Just when you think that the whole NSA situation can’t get a lot worse, somehow it blows up and somehow takes things to a new level. And now, we’re hearing that the NSA can reportedly gain almost complete access to an iPhone remotely following installation of a software implant.
The news comes via security researcher Jacob Applebaum and German news outlet Der Spiegel, with the revelation being that an NSA program called DROPOUTJEEP allows the agency to collect SMS messages, location data and other information from an iPhone without touching it once a software implant has been installed. Currently that requires access to the device in question, though an updated release was being worked on that would allow remote installation.
Oh, and the NSA can activate an iPhone’s microphone and camera too, should they so wish. Time to start putting black tape over that camera, perhaps.
"DROPOUTJEEP is a software implant for the Apple iPhone that utilizes modular mission applications to provide specific SIGINT functionality. This functionality includes the ability to remotely push/pull files from the device, SMS retrieval, contact list retrieval, voicemail, geolocation, hot mic, camera capture, cell tower location, etc. Command, control, and data exfiltration can occur over SMS messaging or a GPRS data connection. All communications with the implant will be covert and encrypted."
What’s particularly most worrying about this whole sordid affair is the NSA’s belief that this method of data collection will work 100% of the time. This level of confidence is staggering, and begs the question about how the agency can be so sure that each iPhone will be so responsive to its requests.
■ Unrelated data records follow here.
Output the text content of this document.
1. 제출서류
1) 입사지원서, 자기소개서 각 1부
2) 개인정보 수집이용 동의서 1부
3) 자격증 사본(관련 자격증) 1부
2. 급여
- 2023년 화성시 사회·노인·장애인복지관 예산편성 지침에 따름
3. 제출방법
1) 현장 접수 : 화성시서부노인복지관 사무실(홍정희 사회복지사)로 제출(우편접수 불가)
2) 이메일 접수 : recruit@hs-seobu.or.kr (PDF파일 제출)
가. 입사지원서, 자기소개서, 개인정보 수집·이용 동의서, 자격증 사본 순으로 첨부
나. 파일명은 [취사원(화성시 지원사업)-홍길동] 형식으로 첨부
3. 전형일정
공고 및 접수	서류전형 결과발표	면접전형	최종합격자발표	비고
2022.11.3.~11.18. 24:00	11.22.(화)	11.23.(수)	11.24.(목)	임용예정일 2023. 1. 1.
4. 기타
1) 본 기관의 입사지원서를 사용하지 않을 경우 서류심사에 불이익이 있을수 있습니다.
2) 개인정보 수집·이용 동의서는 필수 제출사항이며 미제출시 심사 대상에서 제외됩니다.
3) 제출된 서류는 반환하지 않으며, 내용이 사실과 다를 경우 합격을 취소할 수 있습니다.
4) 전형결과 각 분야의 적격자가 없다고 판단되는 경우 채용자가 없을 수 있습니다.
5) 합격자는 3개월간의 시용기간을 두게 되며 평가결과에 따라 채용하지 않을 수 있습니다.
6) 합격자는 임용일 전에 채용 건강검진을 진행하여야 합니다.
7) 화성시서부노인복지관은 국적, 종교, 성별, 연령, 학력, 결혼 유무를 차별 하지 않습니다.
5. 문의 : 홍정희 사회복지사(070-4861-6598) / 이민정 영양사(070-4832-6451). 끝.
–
Some are suggesting that Apple has helped the NSA in its endeavors, but that might be a conversation for another day.
It’s clear that US intelligence has access to things far beyond what most of us would have ever believed, and while the claims and counter-claims start to encroach on what we would expect out of a good spy movie, there appears to be no end to the revelations started by Edward Snowden earlier this year.
But the big question is: are you ready to be under that sort of surveillance 24/7? Or do you prefer to have privacy without anyone snooping around your private data?